Fernando Tallón, a Spanish javelin explorer, dies

MADRID, 28 One. (EUROPA PRESS) –

Former athlete Fernando Tallón López, former Spanish javelin record holder and champion of Spain in the 1960s and 1970s, died on Thursday in Ourense at the age of 75, the Royal Spanish Athletics Federation (RFEA) confirmed this Friday.

Born in Baralla (Lugo) in 1946, Tallón was the great Spanish javelin reference in the second part of the 1960s and 1970s, accumulating up to eight Spanish records with the old javelin model, taking it from 73.92 meters which he launched in 1968 up to 81.80 meters in 1975, which would be the last with this model until the artifact change in 1985.

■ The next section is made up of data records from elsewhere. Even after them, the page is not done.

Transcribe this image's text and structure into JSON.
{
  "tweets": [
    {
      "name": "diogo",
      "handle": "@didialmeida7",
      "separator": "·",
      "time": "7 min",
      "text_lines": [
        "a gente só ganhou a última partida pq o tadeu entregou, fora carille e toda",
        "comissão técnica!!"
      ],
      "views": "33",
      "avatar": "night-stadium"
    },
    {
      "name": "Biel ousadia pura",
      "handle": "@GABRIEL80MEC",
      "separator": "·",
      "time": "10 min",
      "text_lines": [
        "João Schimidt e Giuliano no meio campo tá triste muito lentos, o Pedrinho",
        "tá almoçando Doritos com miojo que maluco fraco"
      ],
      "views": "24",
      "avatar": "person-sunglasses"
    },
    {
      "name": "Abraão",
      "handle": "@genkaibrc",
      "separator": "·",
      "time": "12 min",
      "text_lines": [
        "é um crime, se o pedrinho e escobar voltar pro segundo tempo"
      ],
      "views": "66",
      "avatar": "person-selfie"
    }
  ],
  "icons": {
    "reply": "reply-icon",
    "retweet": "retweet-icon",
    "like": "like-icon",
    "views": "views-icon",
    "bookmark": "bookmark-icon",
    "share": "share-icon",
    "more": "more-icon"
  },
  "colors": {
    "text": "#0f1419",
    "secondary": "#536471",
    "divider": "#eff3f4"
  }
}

In addition, he was six times absolute Spanish champion (1968, 1969, 1970, 1971, 1974 and 1975) and absolute Spanish international champion 25 times (1966-1976), and once as a junior athlete. He represented Spain at the Mediterranean Games in Tunisia in 1967, where he won the bronze medal, in three European Cups and in four Westathletics, where he always won second place. His 81.80 meters in 1975 placed him 42nd in the world ranking that year (33rd in Europe).

Tallón began in athletics in 1965 at the hands of Gregorio Pérez Rivera, then President of the Lugo Athletics Federation; that year he participated in some School Games and finished the year with a mark of 46.68, and the following year he reached 65.14 meters.

In 1970 he threw 78.04 meters and glimpsed the 80 meter barrier, but in 1972 a serious back injury hampered him. On November 7, 1975, he managed to break the mark at Estadio Vallehermoso during an RFEA control, with 81.80 meters that exceeded the 80.08 meters that Gonzalo Juliani had achieved two years earlier on the INEF track in Madrid. In 1970 he received the Barón Güell Cup for the best Spanish athlete.